Libertarianism and Biting the Bullet
So Rand Paul, the Republican nominee for Kentucky’s open senate seat and son of Ron, has caught some heat for implying/saying that he wouldn’t have voted for certain provisions of the Civil Rights Act — namely those that restricted “private” behavior of business owners and what not — on basic libertarian grounds that the government has no right telling people who they should associate with.
It’s worth noting that, following Matt Yglesias, that the position that the core provisions of the Civil Rights Act are not in fact good ideas isn’t necessarily racist, it is instead that Paul has “an excess of honesty and ideological rigor” and simply extends basic libertarian principles to the natural conclusion that the government has no right to interfere with private association and business dealings.
But just because Paul — and, at the time, conservatives like Barry Goldwater and William F. Buckley — came to this conclusion in a different way than, say, Strom Thurmond, doesn’t really exculpate them, it is just really good evidence for why serious libertarianism is a bad political philosophy and leads to abhorrent real-world results. That a fairly simple application of a set of political ideas leads one to conclude that truely entrenched and institutionalized racism is something that the government can’t really do anything about is grounds for rejecting the political philosophy.
A similar dilemma often comes up in moral philosophy. For example, one could argue that Kantian deontology would lead you to the rather absurd conclusion that you shouldn’t lie to a murderer who is asking you where his next victim is; and, on the other hand, simple act utilitarianism might lead you to the absurd conclusion that it is permissible – neigh, mandatory — for a doctor to kill a perfectly health person who came into a hospital so that he could give his organs to five people who needed them. Now, some moral philosophers will simply bite the bullet and insist that the underlying principles and premises are so strong that they still support these apparently absurd conclusions and that our moral intuitions are simply incorrect. But most don’t and instead try to come up with moral systems that roughly align with our very strong intuitions. Most political thinkers do this do. That Rand Paul apparently doesn’t isn’t a sign that he is admirably principled, it is a sign that his principles lead him to oppose the core legislative means of rooting out white supremacy and are thus bad principles.
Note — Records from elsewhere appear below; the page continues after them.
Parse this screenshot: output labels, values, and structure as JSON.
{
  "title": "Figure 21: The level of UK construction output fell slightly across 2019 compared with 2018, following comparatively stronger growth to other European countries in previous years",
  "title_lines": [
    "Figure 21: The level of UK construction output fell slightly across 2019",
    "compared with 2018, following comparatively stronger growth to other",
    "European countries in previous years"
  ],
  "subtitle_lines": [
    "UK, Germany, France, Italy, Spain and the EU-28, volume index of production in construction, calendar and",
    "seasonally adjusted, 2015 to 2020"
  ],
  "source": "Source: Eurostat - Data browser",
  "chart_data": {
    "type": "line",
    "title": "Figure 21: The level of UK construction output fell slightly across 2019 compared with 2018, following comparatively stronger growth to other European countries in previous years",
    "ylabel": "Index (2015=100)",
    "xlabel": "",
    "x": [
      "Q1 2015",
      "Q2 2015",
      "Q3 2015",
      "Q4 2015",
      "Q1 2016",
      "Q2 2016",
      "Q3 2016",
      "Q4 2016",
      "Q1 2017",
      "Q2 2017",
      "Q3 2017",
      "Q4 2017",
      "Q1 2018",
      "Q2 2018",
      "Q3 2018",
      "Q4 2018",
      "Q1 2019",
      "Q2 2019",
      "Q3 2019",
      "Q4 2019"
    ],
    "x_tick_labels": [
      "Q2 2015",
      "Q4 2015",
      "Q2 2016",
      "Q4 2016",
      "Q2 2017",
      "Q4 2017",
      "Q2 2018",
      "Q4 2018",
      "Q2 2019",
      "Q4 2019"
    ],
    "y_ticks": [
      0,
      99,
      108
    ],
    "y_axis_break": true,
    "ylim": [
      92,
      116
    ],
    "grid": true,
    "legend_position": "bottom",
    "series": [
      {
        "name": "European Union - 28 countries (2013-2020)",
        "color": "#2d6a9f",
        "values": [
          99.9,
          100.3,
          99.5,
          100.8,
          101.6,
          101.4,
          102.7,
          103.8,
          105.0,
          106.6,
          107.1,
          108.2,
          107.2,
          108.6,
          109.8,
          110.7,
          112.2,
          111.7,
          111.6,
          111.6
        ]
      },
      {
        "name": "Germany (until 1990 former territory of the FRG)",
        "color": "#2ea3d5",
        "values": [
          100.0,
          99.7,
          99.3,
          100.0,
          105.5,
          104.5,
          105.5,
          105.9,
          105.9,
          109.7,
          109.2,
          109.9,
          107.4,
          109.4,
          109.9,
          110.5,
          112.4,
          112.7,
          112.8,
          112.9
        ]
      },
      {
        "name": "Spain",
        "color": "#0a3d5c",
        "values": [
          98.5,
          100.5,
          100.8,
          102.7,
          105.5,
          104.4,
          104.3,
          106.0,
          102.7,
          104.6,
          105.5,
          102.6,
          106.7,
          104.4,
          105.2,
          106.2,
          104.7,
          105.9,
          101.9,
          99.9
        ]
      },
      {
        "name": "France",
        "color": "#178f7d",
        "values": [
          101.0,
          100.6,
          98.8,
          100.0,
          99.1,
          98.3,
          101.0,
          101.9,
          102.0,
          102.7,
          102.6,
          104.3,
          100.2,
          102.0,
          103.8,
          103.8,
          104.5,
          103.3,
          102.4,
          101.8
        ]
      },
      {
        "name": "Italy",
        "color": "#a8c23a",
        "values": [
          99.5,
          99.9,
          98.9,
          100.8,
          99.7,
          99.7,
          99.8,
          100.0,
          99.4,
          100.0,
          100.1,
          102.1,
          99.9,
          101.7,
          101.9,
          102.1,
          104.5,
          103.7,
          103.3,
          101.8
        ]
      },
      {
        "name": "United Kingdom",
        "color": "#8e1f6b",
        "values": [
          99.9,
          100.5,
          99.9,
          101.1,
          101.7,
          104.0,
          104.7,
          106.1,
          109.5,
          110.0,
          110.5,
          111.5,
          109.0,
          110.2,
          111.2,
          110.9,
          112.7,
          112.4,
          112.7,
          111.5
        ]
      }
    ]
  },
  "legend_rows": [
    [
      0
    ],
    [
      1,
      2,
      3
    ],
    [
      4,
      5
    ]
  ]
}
This seems to endorse a really problematic way of dealing with moral intuition. Doing what Sen calls “case-implication critique” is, you’re right, traditional in political philosophy, but that doesn’t make it valid. If morality is to mean something, it has to represent something outside arbitrarily evolved, or culturally cultivated, intuitions.
Dylan Matthews
May 20, 2010 at 1:20 pm
[...] to spend too much time on this, but Friend of the Blog Matt Zeitlin has the right take on the limits of Rand Paul’s brand of libertarianism: It’s worth noting that, following [...]
Some final thoughts on Rand Paul’s brand of libertarianism - Jamelle Bouie - United States of Jamerica - True/Slant
May 20, 2010 at 1:41 pm
Very well said.
I think to me, the most interesting part of this is that it may not say anything about Mr. Paul as a person, but it speaks volumes to him as a candidate, and to his ideology.
I can’t help but be baffled by a major party Senate candidate who was so ineloquent when asked such a simple question. His father had no such problems enunciating the Libertarian position when asked, even when it was about this specific issue. Libertarianism doesn’t fit Rand as well as it does Ron, and I can’t help but wonder if he’s trying to mix the oil of Libertarianism with the water of Tea Partyism and finding himself unable.
http://bit.ly/baBtbx
Yeggo
May 20, 2010 at 6:15 pm
First of all, you strongly reject unintended consequences with this argument. In the case of murdering someone in a hospital waiting room to harvest his organs, you forget that people will stop going to hospitals if there is a chance they will get murdered. This “dilemma” can be dismissed on consequentialist grounds.
Second, you not only attack the least refined form of a philosophy to refute that philosophy, which is cheating, but you also extrapolate it into a straw man argument, so you’re not really arguing against anything. The only thing that should be dismissed is this post.
Christopher Carr
May 25, 2010 at 7:16 am
1) Do you think that the portion of the Civil Rights Act of 1964 that banned discrimination by business owners violated the Constitution? (That’s the only part of the Civil Rights Act objected to by Rand Paul.)
2) If you don’t think that portion of the Civil Rights Act violated the Constitution, what part of the Constitution do you think gave Congress the authority to ban discrimination by private business owners?
3) If you agree that the portion of the Civil Rights Act that banned discrimination by private business owners violated the Constitution, do you agree that it should therefore by opposed? (Or do you think that legislation that violates the Constitution can be OK, as long as it’s for a good cause?)
Mark Bahner
May 26, 2010 at 8:37 pm
Kant was a tough-guy. You can always just punch the murderer out.